Jesus has us to love each other as he has loved us, all of us. As I have pointed out in earlier blogs, this Command differs from the Synoptic Gospels in that it does not say “love your neighbor as yourself” (Hoping, of course, that you love yourself). But rather, requires us to love our neighbor as Jesus loves us – and it must be remembered that Jesus loved us all the way to his death on the cross. This is sacrificial love, unconditional love, agape’ love.
In the first expressions of love the word love is used as a verb, that is an action we are to do, that is to love one another. Jesus ends with love as a noun. That is, he says, “By this everyone will know that you are my disciples, if you have love for one another.” To have love makes love a thing we have, and, we most certainly do. It is in us to share with, and relate to others with care and compassion.
And while our so-called race classifications based on looks differentiate us in many ways, we humans are so good, unfortunately, at finding new ways to not love each other. Take for example nations that go to war against one another. We have Russia and Ukraine; Israel and Palestine; India and Pakistan. Sometimes it is because of geographic disputes; sometimes it is because of religious differences; Why? doesn’t God teach love in all faith traditions? Is there not enough food in the world for all to be fed? All of these are signs of the lack of love that we are not using, love, one for another. Such lack of love devolves into hatred. I believe hatred is also a form of mental illness.
Our whole world needs prayer. We need to change the way we see others. We already have love for one another, God has put it inside us, but we fail to act from our God-given love. So let us listen to what the Holy Spirit is saying to us, and, as Michael Jackson sings, “make that change.” It may not be easy, but it’s doable. God is making it possible.

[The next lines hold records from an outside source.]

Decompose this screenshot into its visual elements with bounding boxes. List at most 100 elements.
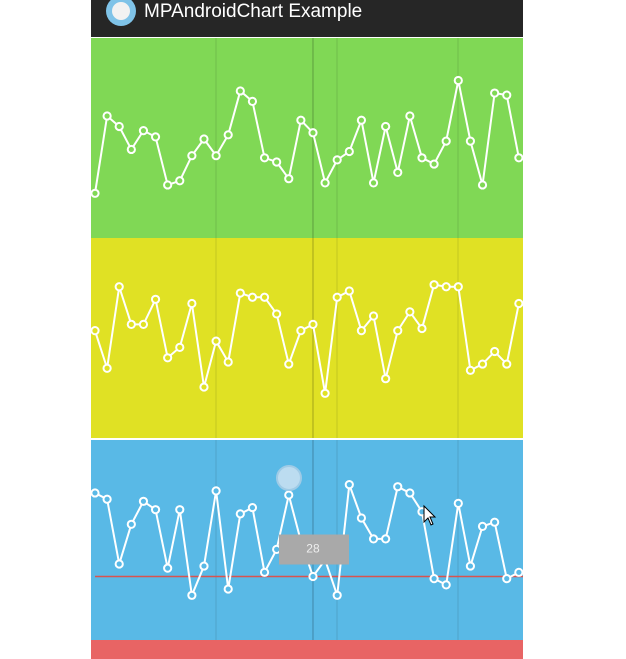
data-point xyxy=(490,88,500,98)
data-point xyxy=(247,96,258,107)
data-point xyxy=(235,509,245,519)
data-point xyxy=(187,590,197,600)
data-point xyxy=(344,146,354,157)
data-point xyxy=(175,176,185,186)
data-point xyxy=(199,382,209,392)
data-point xyxy=(308,319,318,329)
data-point xyxy=(138,496,149,506)
data-point xyxy=(514,153,524,163)
data-point xyxy=(126,319,136,329)
data-point xyxy=(102,363,112,373)
data-point xyxy=(490,517,500,527)
data-point xyxy=(102,111,112,121)
line-chart xyxy=(90,238,524,438)
data-point xyxy=(477,180,488,190)
data-point xyxy=(465,365,476,375)
data-point xyxy=(344,286,354,296)
data-point xyxy=(477,521,488,531)
data-point xyxy=(90,488,100,498)
data-point xyxy=(102,494,112,504)
data-point xyxy=(163,353,173,363)
line-chart xyxy=(90,38,524,238)
data-point xyxy=(405,111,415,121)
data-point xyxy=(175,505,185,515)
data-point xyxy=(453,282,463,292)
data-point xyxy=(138,319,149,329)
data-point xyxy=(284,174,294,184)
data-point xyxy=(284,359,294,369)
data-point xyxy=(393,326,403,336)
next-chart xyxy=(91,640,523,659)
data-point xyxy=(381,534,391,544)
data-point xyxy=(138,126,149,136)
data-point xyxy=(284,490,294,500)
mouse-cursor xyxy=(423,504,437,526)
data-line xyxy=(94,80,520,194)
data-point xyxy=(514,567,524,577)
data-point xyxy=(368,178,379,188)
data-point xyxy=(332,155,342,165)
marker-label: 28 xyxy=(306,542,320,556)
data-point xyxy=(114,559,124,569)
data-point xyxy=(490,346,500,357)
data-point xyxy=(163,563,173,573)
data-point xyxy=(368,534,379,544)
data-point xyxy=(465,136,476,146)
data-point xyxy=(356,326,367,336)
data-point xyxy=(114,282,124,292)
data-point xyxy=(332,292,342,302)
data-point xyxy=(187,151,197,161)
data-point xyxy=(417,153,427,163)
data-point xyxy=(320,388,330,398)
data-point xyxy=(90,188,100,198)
data-point xyxy=(296,115,306,125)
data-point xyxy=(465,561,476,571)
data-point xyxy=(429,574,439,584)
data-point xyxy=(453,498,463,508)
chart-background xyxy=(91,38,523,238)
data-point xyxy=(259,292,270,302)
data-point xyxy=(126,144,136,155)
data-point xyxy=(344,480,354,490)
data-point xyxy=(405,488,415,498)
data-point xyxy=(223,357,233,367)
data-point xyxy=(393,482,403,492)
data-point xyxy=(272,309,282,319)
data-point xyxy=(405,307,415,317)
data-point xyxy=(308,128,318,138)
data-point xyxy=(502,90,512,100)
data-point xyxy=(368,311,379,321)
marker-box xyxy=(278,534,349,565)
data-point xyxy=(514,298,524,309)
touch-indicator xyxy=(275,465,302,491)
data-point xyxy=(126,519,136,529)
line-chart xyxy=(90,440,524,640)
data-point xyxy=(429,159,439,169)
data-point xyxy=(90,326,100,336)
data-point xyxy=(259,567,270,577)
data-point xyxy=(187,298,197,309)
data-point xyxy=(259,153,270,163)
data-point xyxy=(199,134,209,144)
app-title: MPAndroidChart Example xyxy=(144,1,362,22)
data-point xyxy=(441,136,451,146)
data-point xyxy=(308,571,318,582)
data-point xyxy=(150,505,161,515)
data-point xyxy=(381,374,391,384)
data-point xyxy=(211,151,221,161)
data-point xyxy=(211,486,221,496)
data-point xyxy=(502,574,512,584)
data-point xyxy=(272,157,282,167)
data-point xyxy=(296,326,306,336)
data-point xyxy=(223,130,233,140)
data-point xyxy=(175,342,185,352)
data-point xyxy=(429,280,439,290)
data-point xyxy=(163,180,173,190)
data-point xyxy=(356,115,367,125)
data-point xyxy=(235,86,245,96)
action-bar xyxy=(91,0,523,37)
data-point xyxy=(502,359,512,369)
data-point xyxy=(332,590,342,600)
data-point xyxy=(114,121,124,132)
app-icon-center xyxy=(112,2,130,20)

As we listen to what the Spirit of God is saying to us, let us live to love and to serve, and to teach others to love and to serve, while pondering anew what the Almighty can do. John
Let us pray: For the Future of the Human Race: BCP p. 828
O God our heavenly Father, you have blessed us and given us dominion over all the earth: Increase our reverence before the mystery of life; and give us new insight into your purposes for the human race, and new wisdom and determination in making provision for its future in accordance with your will; through Jesus Christ our Lord. Amen.